Anyway, apart from that misstep, the rest of the article is a fun piece, well worth reading.

Wednesday, July 5th, 2017

It is as if you were doing work

Stop dilly-dallying and just get this work done, okay?

Sunday, June 4th, 2017

Month maps

One of the topics I enjoy discussing at Indie Web Camps is how we can use design to display activity over time on personal websites. That’s how I ended up with sparklines on my site—it was the a direct result of a discussion at Indie Web Camp Nuremberg a year ago:

During the discussion at Indie Web Camp, we started looking at how silos design their profile pages to see what we could learn from them. Looking at my Twitter profile, my Instagram profile, my Untappd profile, or just about any other profile, it’s a mixture of bio and stream, with the addition of stats showing activity on the site—signs of life.
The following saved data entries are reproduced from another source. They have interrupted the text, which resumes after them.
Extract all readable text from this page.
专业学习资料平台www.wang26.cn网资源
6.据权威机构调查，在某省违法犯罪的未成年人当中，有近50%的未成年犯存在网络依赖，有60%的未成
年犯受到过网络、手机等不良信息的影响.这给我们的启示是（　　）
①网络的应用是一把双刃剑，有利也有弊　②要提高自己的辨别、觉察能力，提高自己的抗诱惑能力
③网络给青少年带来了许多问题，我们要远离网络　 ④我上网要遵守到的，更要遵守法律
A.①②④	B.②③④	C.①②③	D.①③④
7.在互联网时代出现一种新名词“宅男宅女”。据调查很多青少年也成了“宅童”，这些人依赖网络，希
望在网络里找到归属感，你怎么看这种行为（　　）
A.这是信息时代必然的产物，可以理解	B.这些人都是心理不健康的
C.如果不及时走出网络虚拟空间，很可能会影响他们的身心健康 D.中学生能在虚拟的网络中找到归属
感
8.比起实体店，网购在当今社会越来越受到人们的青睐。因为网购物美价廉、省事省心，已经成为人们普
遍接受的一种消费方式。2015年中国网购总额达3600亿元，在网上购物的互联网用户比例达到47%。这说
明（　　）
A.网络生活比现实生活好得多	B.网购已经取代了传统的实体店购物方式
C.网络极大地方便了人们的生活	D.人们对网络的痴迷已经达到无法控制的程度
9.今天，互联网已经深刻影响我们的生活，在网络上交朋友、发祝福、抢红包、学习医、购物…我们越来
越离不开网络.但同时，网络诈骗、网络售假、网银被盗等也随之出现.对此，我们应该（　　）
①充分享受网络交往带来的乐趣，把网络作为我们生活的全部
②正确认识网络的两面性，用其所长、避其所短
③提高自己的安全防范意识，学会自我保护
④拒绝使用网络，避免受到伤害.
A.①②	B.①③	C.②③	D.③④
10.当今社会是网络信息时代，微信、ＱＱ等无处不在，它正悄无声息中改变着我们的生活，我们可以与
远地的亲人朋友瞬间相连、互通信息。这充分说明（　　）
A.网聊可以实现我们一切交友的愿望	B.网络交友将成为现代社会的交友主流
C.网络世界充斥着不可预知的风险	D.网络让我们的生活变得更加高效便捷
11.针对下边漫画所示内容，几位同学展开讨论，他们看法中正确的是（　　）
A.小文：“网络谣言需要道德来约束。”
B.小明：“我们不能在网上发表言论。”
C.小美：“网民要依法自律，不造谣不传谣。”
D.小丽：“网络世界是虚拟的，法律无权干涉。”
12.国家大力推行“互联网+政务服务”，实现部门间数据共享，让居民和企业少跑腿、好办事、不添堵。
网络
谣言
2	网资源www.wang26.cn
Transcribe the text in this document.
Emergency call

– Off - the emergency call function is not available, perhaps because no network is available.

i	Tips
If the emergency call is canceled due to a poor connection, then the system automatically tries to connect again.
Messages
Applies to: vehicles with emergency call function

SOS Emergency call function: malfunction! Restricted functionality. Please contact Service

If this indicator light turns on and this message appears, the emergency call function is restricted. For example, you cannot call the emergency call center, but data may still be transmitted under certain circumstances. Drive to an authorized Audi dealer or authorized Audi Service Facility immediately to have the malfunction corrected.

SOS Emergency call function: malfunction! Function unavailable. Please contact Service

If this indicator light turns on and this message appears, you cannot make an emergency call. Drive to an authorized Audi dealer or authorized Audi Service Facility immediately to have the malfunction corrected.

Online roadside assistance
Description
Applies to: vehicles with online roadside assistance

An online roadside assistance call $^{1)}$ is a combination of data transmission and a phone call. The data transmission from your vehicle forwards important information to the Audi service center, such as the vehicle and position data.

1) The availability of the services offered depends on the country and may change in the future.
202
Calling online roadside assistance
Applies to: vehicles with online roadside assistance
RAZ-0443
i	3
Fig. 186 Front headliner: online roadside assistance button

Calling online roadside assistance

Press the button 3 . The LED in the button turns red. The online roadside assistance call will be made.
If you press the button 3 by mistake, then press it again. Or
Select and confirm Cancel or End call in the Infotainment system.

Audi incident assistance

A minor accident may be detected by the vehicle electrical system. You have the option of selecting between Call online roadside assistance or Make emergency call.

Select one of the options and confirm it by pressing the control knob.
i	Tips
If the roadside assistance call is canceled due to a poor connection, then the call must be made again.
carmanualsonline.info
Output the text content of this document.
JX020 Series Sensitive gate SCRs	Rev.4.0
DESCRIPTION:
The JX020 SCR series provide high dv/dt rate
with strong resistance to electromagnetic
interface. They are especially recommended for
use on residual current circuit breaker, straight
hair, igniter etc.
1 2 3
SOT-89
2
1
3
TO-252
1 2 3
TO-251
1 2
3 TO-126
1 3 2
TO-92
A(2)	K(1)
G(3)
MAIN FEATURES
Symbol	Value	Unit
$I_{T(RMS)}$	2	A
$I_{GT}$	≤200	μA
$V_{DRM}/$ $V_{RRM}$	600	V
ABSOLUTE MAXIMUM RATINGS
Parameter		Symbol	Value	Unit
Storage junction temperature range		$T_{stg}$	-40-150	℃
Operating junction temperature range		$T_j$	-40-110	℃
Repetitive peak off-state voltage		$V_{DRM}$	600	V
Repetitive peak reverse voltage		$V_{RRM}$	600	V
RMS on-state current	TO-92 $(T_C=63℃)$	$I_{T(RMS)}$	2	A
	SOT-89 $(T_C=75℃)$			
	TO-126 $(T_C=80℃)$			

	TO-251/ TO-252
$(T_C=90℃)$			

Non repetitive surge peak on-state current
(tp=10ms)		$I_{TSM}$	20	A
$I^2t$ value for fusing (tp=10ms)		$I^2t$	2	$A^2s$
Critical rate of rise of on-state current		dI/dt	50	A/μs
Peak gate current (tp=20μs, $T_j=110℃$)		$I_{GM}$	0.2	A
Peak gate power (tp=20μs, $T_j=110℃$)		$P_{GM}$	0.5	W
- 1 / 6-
Perhaps the most interesting visual example of my activity over time is on my Github profile. Halfway down the page there’s a calendar heatmap that uses colour to indicate the amount of activity. What I find interesting is that it’s using two axes of time over a year: days of the month across the X axis and days of the week down the Y axis.

I wanted to try something similar, but showing activity by time of day down the Y axis. A month of activity feels like the right range to display, so I set about adding a calendar heatmap to monthly archives. I already had the data I needed—timestamps of posts. That’s what I was already using to display sparklines. I wrote some code to loop over those timestamps and organise them by day and by hour. Then I spit out a table with days for the columns and clumps of hours for the rows.

Calendar heatmap on Dribbble

I’m using colour (well, different shades of grey) to indicate the relative amounts of activity, but I decided to use size as well. So it’s also a bubble chart.

It doesn’t work very elegantly on small screens: the table is clipped horizontally and can be swiped left and right. Ideally the visualisation itself would change to accommodate smaller screens.

Still, I kind of like the end result. Here’s last month’s activity on my site. Here’s the same time period ten years ago. I’ve also added month heatmaps to the monthly archives for my journal, links, and notes. They’re kind of like an expanded view of the sparklines that are shown with each month.

From one year ago, here’s the daily distribution of

And then here’s the the daily distribution of everything in that month all together.

I realise that the data being displayed is probably only of interest to me, but then, that’s one of the perks of having your own website—you can do whatever you feel like.

Friday, January 6th, 2017

A Day in the Life of Americans | FlowingData

Watching this data visualisation on its high speed setting is quite hypnotic.

Wednesday, June 22nd, 2016

Standardizing the Social Web

The slides from Aaron’s talk at OS Bridge in Portland, looking at the formats and protocols powering the indie web.